Pangandaran, LINews – Belum lama ini salah satu media harian memberitakan objek wisata Tanjung Cemara yang mana konsep pemberitaan tersebut bukan mempromosikan terkait destinasi wisatanya melainkan persoalan yang tidak di benarkan secara hukum.
Di jelaskan Anang selaku Kuasa Hukum dari keluarga Iwan (almarhum) Pemilik awal tanah tersebut dalam sebuah konferensi pers bersama beberapa awak media di Pangandaran pihak nya menegaskan pemberitaan tersebut hendaknya segera di luruskan. Kamis (15/02).
Bahwa Persoalan peralihan hak tanah tersebut di lakukan di hadapan pejabat yang berwenang dalam hal ini adalah pihak PPAT (pejabat pembuat akta tanah) sehingga proses peralihan hak atas tanah ini semua sudah sesuai dengan kaidah dan mekanisme hukum.

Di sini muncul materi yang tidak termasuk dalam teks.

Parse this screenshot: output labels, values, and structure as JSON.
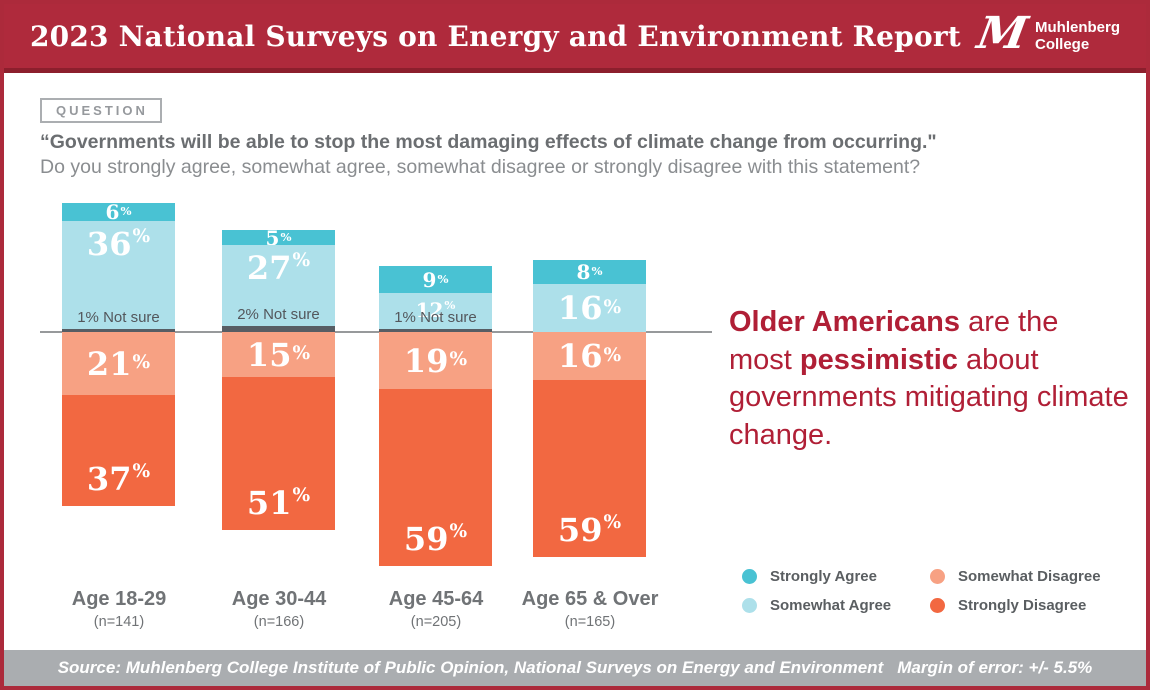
{
  "header": {
    "title": "2023 National Surveys on Energy and Environment Report",
    "logo": {
      "mark": "M",
      "line1": "Muhlenberg",
      "line2": "College"
    }
  },
  "question": {
    "tag": "QUESTION",
    "line1": "“Governments will be able to stop the most damaging effects of climate change from occurring.\"",
    "line2": "Do you strongly agree, somewhat agree, somewhat disagree or strongly disagree with this statement?"
  },
  "annotation": {
    "segments": [
      {
        "text": "Older Americans",
        "bold": true
      },
      {
        "text": " are the most ",
        "bold": false
      },
      {
        "text": "pessimistic",
        "bold": true
      },
      {
        "text": " about governments mitigating climate change.",
        "bold": false
      }
    ]
  },
  "legend": {
    "items": [
      {
        "label": "Strongly Agree",
        "color_key": "strongly_agree"
      },
      {
        "label": "Somewhat Agree",
        "color_key": "somewhat_agree"
      },
      {
        "label": "Somewhat Disagree",
        "color_key": "somewhat_disagree"
      },
      {
        "label": "Strongly Disagree",
        "color_key": "strongly_disagree"
      }
    ]
  },
  "footer": {
    "source": "Source: Muhlenberg College Institute of Public Opinion, National Surveys on Energy and Environment",
    "margin": "Margin of error: +/- 5.5%"
  },
  "colors": {
    "strongly_agree": "#49C2D3",
    "somewhat_agree": "#ADE0EA",
    "not_sure": "#575D64",
    "somewhat_disagree": "#F7A183",
    "strongly_disagree": "#F26841",
    "axis": "#97999B",
    "header": "#AF2A3C",
    "accent_red": "#B01F36",
    "footer_gray": "#AAADB0"
  },
  "chart_data": {
    "type": "diverging-stacked-bar",
    "title": "",
    "categories": [
      "Age 18-29",
      "Age 30-44",
      "Age 45-64",
      "Age 65 & Over"
    ],
    "sample_sizes": [
      "(n=141)",
      "(n=166)",
      "(n=205)",
      "(n=165)"
    ],
    "series": [
      {
        "name": "Strongly Agree",
        "values": [
          6,
          5,
          9,
          8
        ]
      },
      {
        "name": "Somewhat Agree",
        "values": [
          36,
          27,
          12,
          16
        ]
      },
      {
        "name": "Not sure",
        "values": [
          1,
          2,
          1,
          0
        ]
      },
      {
        "name": "Somewhat Disagree",
        "values": [
          21,
          15,
          19,
          16
        ]
      },
      {
        "name": "Strongly Disagree",
        "values": [
          37,
          51,
          59,
          59
        ]
      }
    ],
    "not_sure_labels": [
      "1% Not sure",
      "2% Not sure",
      "1% Not sure",
      ""
    ],
    "layout": "agree stacked above zero line, disagree below; values are percents"
  }
}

“Kemudian kewajiban pajak pun di bayar dan itu salah satu instrumen untuk kelengkapan jual beli sehingga bahasa mafia tanah dan lain sebagainya agar segera di klarifikasi, karena secara prinsip, secara formal Bapak Cahya ini adalah Pembeli yang beritikad baik maka, Jual beli itu di lakukan secara terang di hadapan pejabat yang berwenang karena yang di beli adalah tanah yang legalitasnya jelas secara hukum” tegasnya. Bahwa asal muasal tanah tersebut adalah objek redis tahun 94 sehingga terbit sertifikat yang hari ini ramai diperbincangkan.
Lebih lanjut anang pun memaparkan karena ini adalah negara hukum, bagi pihak-pihak yang tidak atau belum menerima atau tidak merasa puas dengan putusan hukum terkait Tanah tersebut ya silahkan cari ruang hukumnya.
Bahwa historis sertipikat tanah tersebut adalah berdasarkan SK Redis sama halnya dengan tanah tanah blok bulak laut Cibenda Tahun 1994 yang kemudian sertifikat tanah yang di maksud terbit Tahun 1994 dan untuk yang 5 sertifkat tersebut kini telah di beli oleh bapak Cahya tentu saja Pembelian Tanah yang dimaksud sudah melalui prosedur yang legal secara hukum negara dan dilakukan dihadapan pejabat yang berwenang dalam hal ini adalah PPAT
Polemik sertifikat dan kepemilikan tanah yang berada di tanjung Cemara Desa sukaresik kecamatan Sidamulih kabupaten Pangandaran inipun semakin benderang ketika beberapa warga yang tahu silsilah tanah tersebut angkat bicara.
Salah satunya adalah Sahidin (55 Th) yang menyatakan Kesaksian bahwasanya mengetahui dari pemilik asal hingga kemudian terjadi jual beli yang sah secara hukum. Hal serupa juga di perkuat oleh kesaksian Ikin (50 th) yang merupakan mantan kepala Desa Sukaresik dan dahulu adalah pernah jadi pihak selaku penggugat di PTUN Bandung .
Demikian yang di sampaikan oleh Anang dalam hal ini Pengacara yang ditunjuk juga untuk dampingi oleh Notaris/PPAT, mengatakan secara gamblang tentang sejarah perjalanan tanah yang berada di tanjung Cemara kepada awak media bahkan anang pun menyampaikan kronologis tersebut hingga ke jalur prosedur hukum yang di tempuh dan hasilnya keberadaan 5 hektar tanah tersebut murni bersertifikat dan jelas kepemilikannya pada saat ini, keberadaan tanah di tanjung Cemara sertifikatnya tidak bermasalah dan valid saat dilakukan verifikasi di BPN pada saat itu proses transaksi jual beli dilakukan.
Konfirmasi juga sudah di tempuh kepada Kepala Desa Sukaresik yang saat itu menjabat (tahun 2016) Badan Pertanahan Nasional (BPN) menyatakan bahwa kelima bidang sertifikat tersebut sah. Pungkasnya dan sebetulnya terkait persoalan tanah tanah tersebut telah ada putusan pengadilan yang berkekuatan hukum tetap yakni putusan pengadilan tata usaha negara bandung dengan register perkara No. 17/Pdt.G/1999/PTUN Bdg yang mana isi dari amar putusan tersebut adalah menolak gugatan para penggugat untuk seluruhnya (Warga Sukareski) ketika itu, sehingga secara hukum tanah tanah yang menjadi objek redistribusi tanah pada tahun 1994 adalah sah secara hukum.